Pulling into Valentine, spotting the young black girl in the distance at the top of the church steps, the sheriff is not only out of her jurisdiction, out of her state—she’s out of her country. She’s out of her life. She’s not worrying about jurisdictions anymore. She is her own jurisdiction, the same way Jesse has become his own map. She tells Ray now, “Everybody wants to know what’s real. Everybody asks is this real or that. Are they real or not.”

Ray says, “What do you mean, ‘they’?”

“You know what I mean.”

? ? ?

Ray finally sputters, “Aw, just go away, old woman.” But she hears his voice break and knows she has him, that he knows what’s real enough. Eyes level with the other Ray’s, voice as steady as the other’s has grown shaky, she says, “I’m going to tell all of you one . . . more . . . time.”

The boys surrounding the car slowly disperse. Flashing at the sheriff what is futilely meant to be a defiant look, Ray gives the side of the Camry a last kick, leaving a small dent before he wanders off. Parker starts to yell something at him but stops himself.





the song in hiding


Regarding the sheriff, he thinks, I take back half of everything I’ve said about cops. He walks toward his sister waiting on the church steps, calling to her, “Let’s go.” Watching what’s left of the crowd, Zema calls back, “Who’s that?” meaning the woman in the distance.

“Let’s just get out of here.”

Checking out the church over her shoulder, Zema answers, “I’m going in. You go find some food, come back in twenty minutes.”

Parker says in disbelief, “You’re going to church?”

“Come back,” Zema says, “when everyone’s gone.”

? ? ?

A few remaining boys watch Parker pull away in the Camry. In silence he drives till he finds a Frosty’s, where he gets burgers: I’m sick of burgers, he thinks. If we were back in New Mexico, I could get a taco. Zema is waiting on the church steps when he returns; checking the empty street, she moves quickly to the car. “Drive,” she says in the passenger’s seat.

“Food.” Her brother indicates the takeout bag on the floor.

“Drive.”

“I counted four churches between . . .” and trails off, listening.

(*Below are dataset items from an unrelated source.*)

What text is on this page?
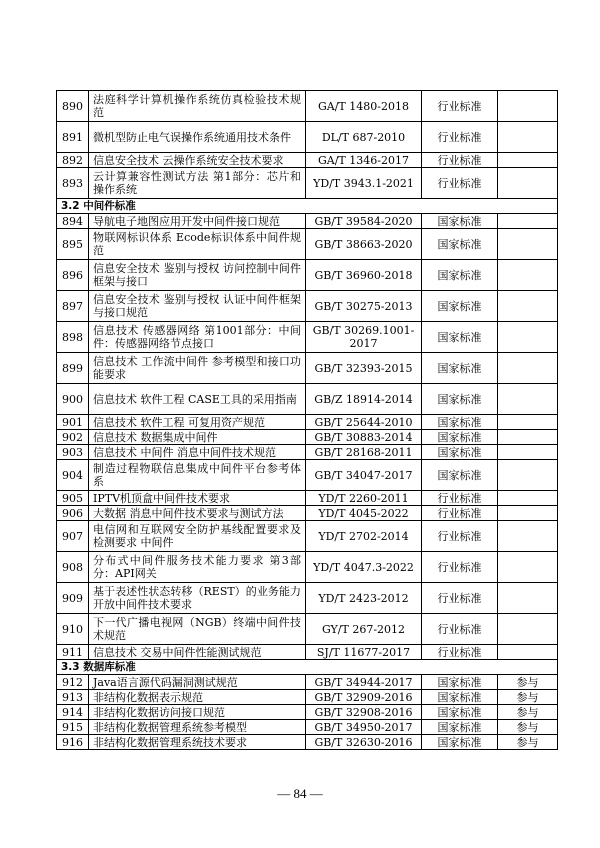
890	法庭科学计算机操作系统仿真检验技术规范	GA/T 1480-2018	行业标准	
891	微机型防止电气误操作系统通用技术条件	DL/T 687-2010	行业标准	
892	信息安全技术 云操作系统安全技术要求	GA/T 1346-2017	行业标准	
893	云计算兼容性测试方法 第1部分：芯片和操作系统	YD/T 3943.1-2021	行业标准	
3.2 中间件标准				
894	导航电子地图应用开发中间件接口规范	GB/T 39584-2020	国家标准	
895	物联网标识体系 Ecode标识体系中间件规范	GB/T 38663-2020	国家标准	
896	信息安全技术 鉴别与授权 访问控制中间件框架与接口	GB/T 36960-2018	国家标准	
897	信息安全技术 鉴别与授权 认证中间件框架与接口规范	GB/T 30275-2013	国家标准	
898	信息技术 传感器网络 第1001部分：中间件：传感器网络节点接口	GB/T 30269.1001-2017	国家标准	
899	信息技术 工作流中间件 参考模型和接口功能要求	GB/T 32393-2015	国家标准	
900	信息技术 软件工程 CASE工具的采用指南	GB/Z 18914-2014	国家标准	
901	信息技术 软件工程 可复用资产规范	GB/T 25644-2010	国家标准	
902	信息技术 数据集成中间件	GB/T 30883-2014	国家标准	
903	信息技术 中间件 消息中间件技术规范	GB/T 28168-2011	国家标准	
904	制造过程物联信息集成中间件平台参考体系	GB/T 34047-2017	国家标准	
905	IPTV机顶盒中间件技术要求	YD/T 2260-2011	行业标准	
906	大数据 消息中间件技术要求与测试方法	YD/T 4045-2022	行业标准	
907	电信网和互联网安全防护基线配置要求及检测要求 中间件	YD/T 2702-2014	行业标准	
908	分布式中间件服务技术能力要求 第3部分：API网关	YD/T 4047.3-2022	行业标准	
909	基于表述性状态转移（REST）的业务能力开放中间件技术要求	YD/T 2423-2012	行业标准	
910	下一代广播电视网（NGB）终端中间件技术规范	GY/T 267-2012	行业标准	
911	信息技术 交易中间件性能测试规范	SJ/T 11677-2017	行业标准	
3.3 数据库标准				
912	Java语言源代码漏洞测试规范	GB/T 34944-2017	国家标准	参与
913	非结构化数据表示规范	GB/T 32909-2016	国家标准	参与
914	非结构化数据访问接口规范	GB/T 32908-2016	国家标准	参与
915	非结构化数据管理系统参考模型	GB/T 34950-2017	国家标准	参与
916	非结构化数据管理系统技术要求	GB/T 32630-2016	国家标准	参与
— 84 —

The music is back. Parker hits the gas as the volume rises, hurtling them down the first road taking them out of earshot.





Radio Ethiopia


When Zema first came to the canyon as a small girl, the family called her Radio Ethiopia. At first no one noticed the music, and then everyone thought what they heard came from somewhere else, or that it was only the girl constantly trilling to herself. At dinner Zema would be admonished for singing at the table. Finally her mother realized it was the girl’s body humming, that Zema was a transmitter picking up, sometimes miles away, their father’s radio broadcasts. It made Parker crazy. “Make her stop!” the ten-year-old insisted.

? ? ?

Over time, Zema’s music did stop. Whatever frequency she broadcast from the beginning of time, knocked off by family drama and personal trauma, occasionally returned in an uncommon moment of terrestrial reconciliation as mysterious to the girl as to anyone else. Now back out on the open road in the middle of the night, in the last desolate miles before the last state line before the Badlands, Parker has finished his burger when he says, “It’s you, isn’t it?”